About a month before a New York Academy of Sciences (NYAS) meeting last February, six of the scheduled speakers received an unusual homework assignment. Each was asked to apply the sequences of two animal microRNAs to an algorithm that his team had developed for predicting messenger RNA binding targets.
The assignment was aimed at making the NYAS meeting, which focused on such algorithms, "a bit more interesting," says organizer Thomas Tuschl, who heads Rockefeller University's laboratory of RNA molecular biology. But a side-by-side comparison of the bioinformatic strategies was also timely. Since 2001, researchers have combed through animal, plant, and viral genomes to ferret out hundreds of genes that encode microRNAs.1 Approximately 22 nucleotides long, these RNA snippets cause translational repression in animals after they bind to target sites in mRNAs' 3' untranslated regions (UTRs). During the past year, about half a dozen groups have reported on algorithms that generate candidate binding sites in vertebrates.23456
The impetus behind these bioinformatic studies is obvious.
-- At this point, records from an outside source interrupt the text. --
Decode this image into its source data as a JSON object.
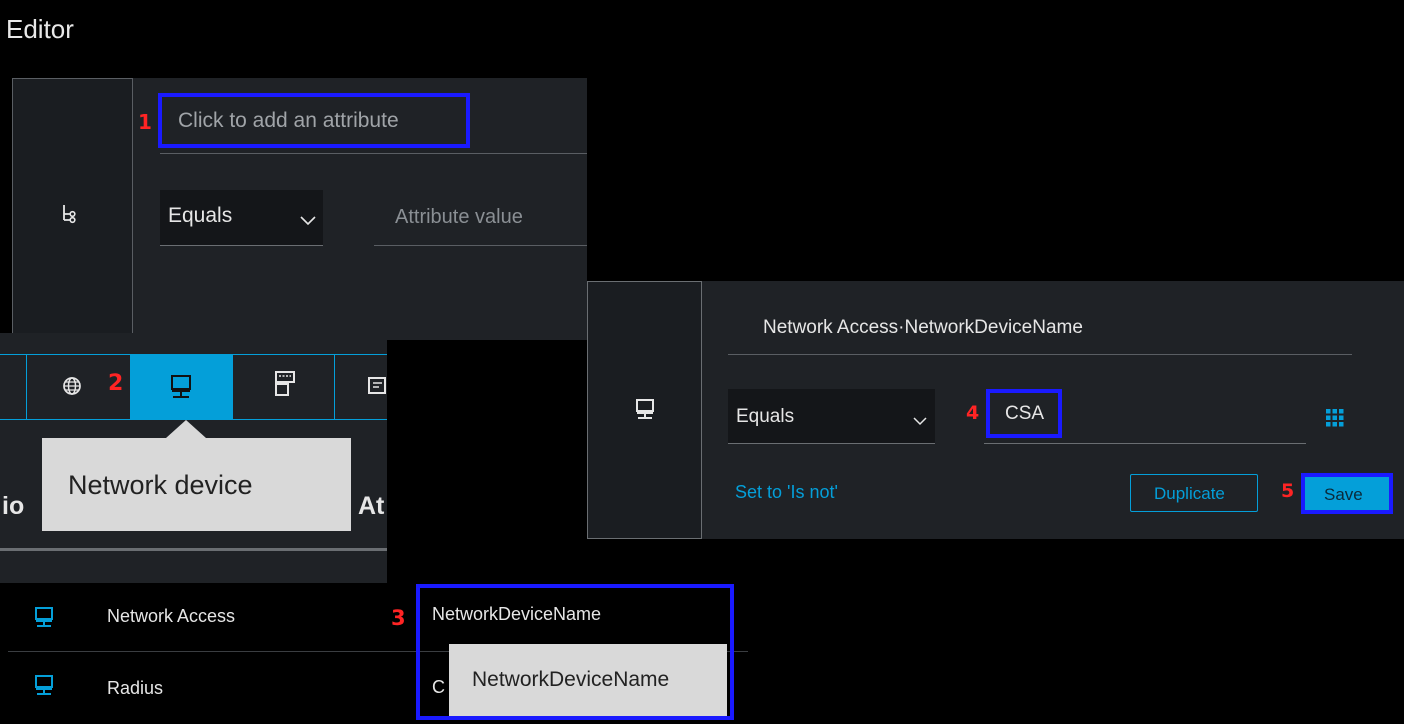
{
  "editor_title": "Editor",
  "colors": {
    "accent": "#049fd9",
    "highlight": "#1a1aff",
    "step": "#ff2424",
    "panel": "#1f2226"
  },
  "steps": {
    "s1": "1",
    "s2": "2",
    "s3": "3",
    "s4": "4",
    "s5": "5"
  },
  "panel1": {
    "attribute_placeholder": "Click to add an attribute",
    "operator": "Equals",
    "value_placeholder": "Attribute value",
    "icon": "condition-tree-icon"
  },
  "toolbar": {
    "icons": [
      "globe-icon",
      "network-device-icon",
      "device-type-icon",
      "device-location-icon"
    ],
    "tooltip": "Network device"
  },
  "table": {
    "header_left": "io",
    "header_right": "At",
    "rows": [
      {
        "dictionary": "Network Access",
        "attribute": "NetworkDeviceName"
      },
      {
        "dictionary": "Radius",
        "attribute": "C"
      }
    ],
    "attribute_tooltip": "NetworkDeviceName"
  },
  "panel2": {
    "attribute": "Network Access·NetworkDeviceName",
    "operator": "Equals",
    "value": "CSA",
    "set_is_not": "Set to 'Is not'",
    "duplicate": "Duplicate",
    "save": "Save"
  }
}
In humans, microRNAs are now thought to influence as many as 30% of all genes.4 "You need to know the targets to understand what the microRNAs are doing," says Nikolaus Rajewsky, an assistant professor of biology and mathematics at New York University who coorganized the NYAS meeting.
At the end of the meeting, Rajewsky announced the homework assignment's results to an overflowing audience. For each micro-RNA, the speakers' algorithms had generated datasets that ranged from one target to hundreds. And between most of the datasets, "there was virtually no overlap, which was really amazing," recalls Frank J. Slack, a Yale University associate professor of molecular, cellular, and developmental biology who spoke at the meeting but did not participate in the target-generating exercise.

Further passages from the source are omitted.